A STRANGER TO YOURSELF

The Absurd
"This very heart which is mine will forever remain indefinable to me. Between the certainty I have of my existence and the content I try to give to that assurance, the gap will never be filled. Forever I shall be a stranger to myself." — Albert Camus, The Myth of Sisyphus

We tend to think the absurd lives only out there, in the gap between ourselves and the silent universe. But Camus turns the lens inward and finds the same divide running through us. You can feel your own heart beating. You know you exist. And yet, when you try to say who you are, really are, the words never quite land. You list your roles, your habits, your history, and still something essential slips away, like water through your fingers.
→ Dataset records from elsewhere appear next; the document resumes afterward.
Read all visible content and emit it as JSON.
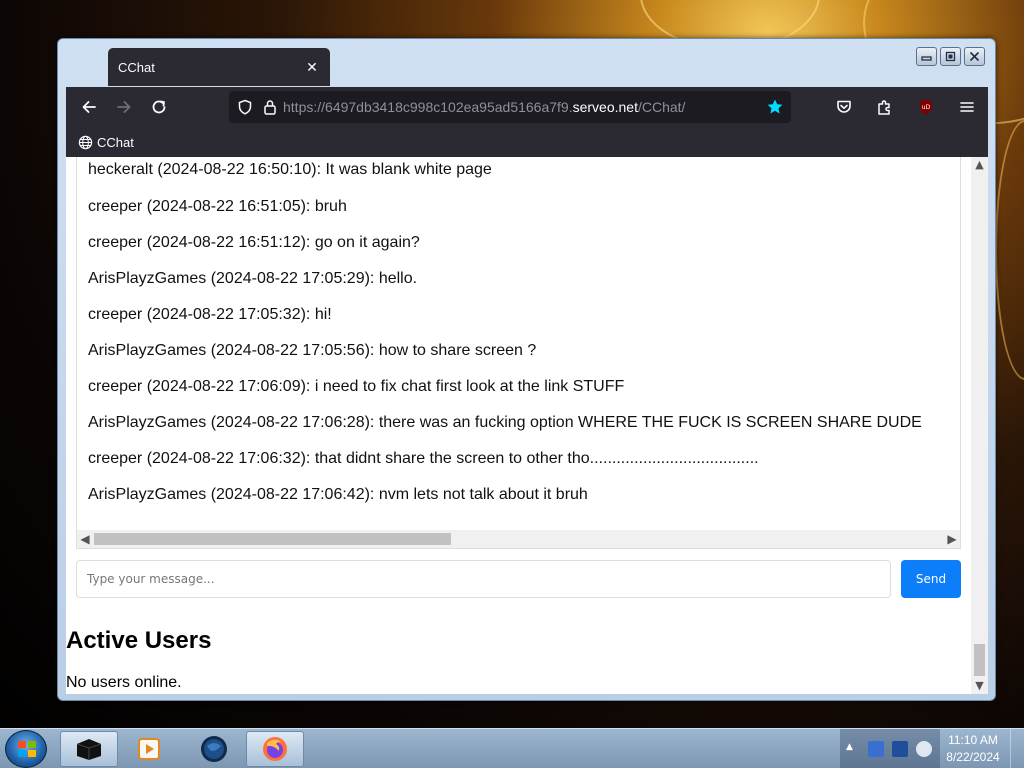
{
  "browser": {
    "tab_title": "CChat",
    "url_prefix": "https://6497db3418c998c102ea95ad5166a7f9.",
    "url_host": "serveo.net",
    "url_path": "/CChat/",
    "bookmark_label": "CChat"
  },
  "chat": {
    "messages": [
      {
        "text": "heckeralt (2024-08-22 16:50:10): It was blank white page"
      },
      {
        "text": "creeper (2024-08-22 16:51:05): bruh"
      },
      {
        "text": "creeper (2024-08-22 16:51:12): go on it again?"
      },
      {
        "text": "ArisPlayzGames (2024-08-22 17:05:29): hello."
      },
      {
        "text": "creeper (2024-08-22 17:05:32): hi!"
      },
      {
        "text": "ArisPlayzGames (2024-08-22 17:05:56): how to share screen ?"
      },
      {
        "text": "creeper (2024-08-22 17:06:09): i need to fix chat first look at the link STUFF"
      },
      {
        "text": "ArisPlayzGames (2024-08-22 17:06:28): there was an fucking option WHERE THE FUCK IS SCREEN SHARE DUDE"
      },
      {
        "text": "creeper (2024-08-22 17:06:32): that didnt share the screen to other tho......................................"
      },
      {
        "text": "ArisPlayzGames (2024-08-22 17:06:42): nvm lets not talk about it bruh"
      }
    ],
    "input_placeholder": "Type your message...",
    "input_value": "",
    "send_label": "Send"
  },
  "users": {
    "title": "Active Users",
    "status": "No users online."
  },
  "taskbar": {
    "time": "11:10 AM",
    "date": "8/22/2024"
  },
  "icons": {
    "back": "arrow-left-icon",
    "forward": "arrow-right-icon",
    "reload": "reload-icon",
    "shield": "shield-icon",
    "lock": "lock-icon",
    "bookmark_star": "star-icon",
    "pocket": "pocket-icon",
    "extensions": "puzzle-icon",
    "ublock": "ublock-icon",
    "menu": "hamburger-icon",
    "globe": "globe-icon"
  },
  "colors": {
    "browser_dark": "#2b2a33",
    "urlbar_bg": "#1c1b22",
    "star": "#00ddff",
    "send_button": "#0d7efa"
  }
}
This is not a failure of self-help or introspection. It is the human condition turned inward. We are mysteries to ourselves in the same way the universe is a mystery to us. Think of the last time someone asked you a simple question: “What do you want?” If you paused, even for a moment, you touched this gap Camus describes. Our desires, motivations, and fears run deeper than any explanation we can offer for them.

And yet there is a strange freedom in this. If you cannot be fully defined, you also cannot be fully trapped by any single definition. You are not reducible to your worst day, your job title, or your biggest mistake. The absurd, even when it lives inside you, leaves room for becoming.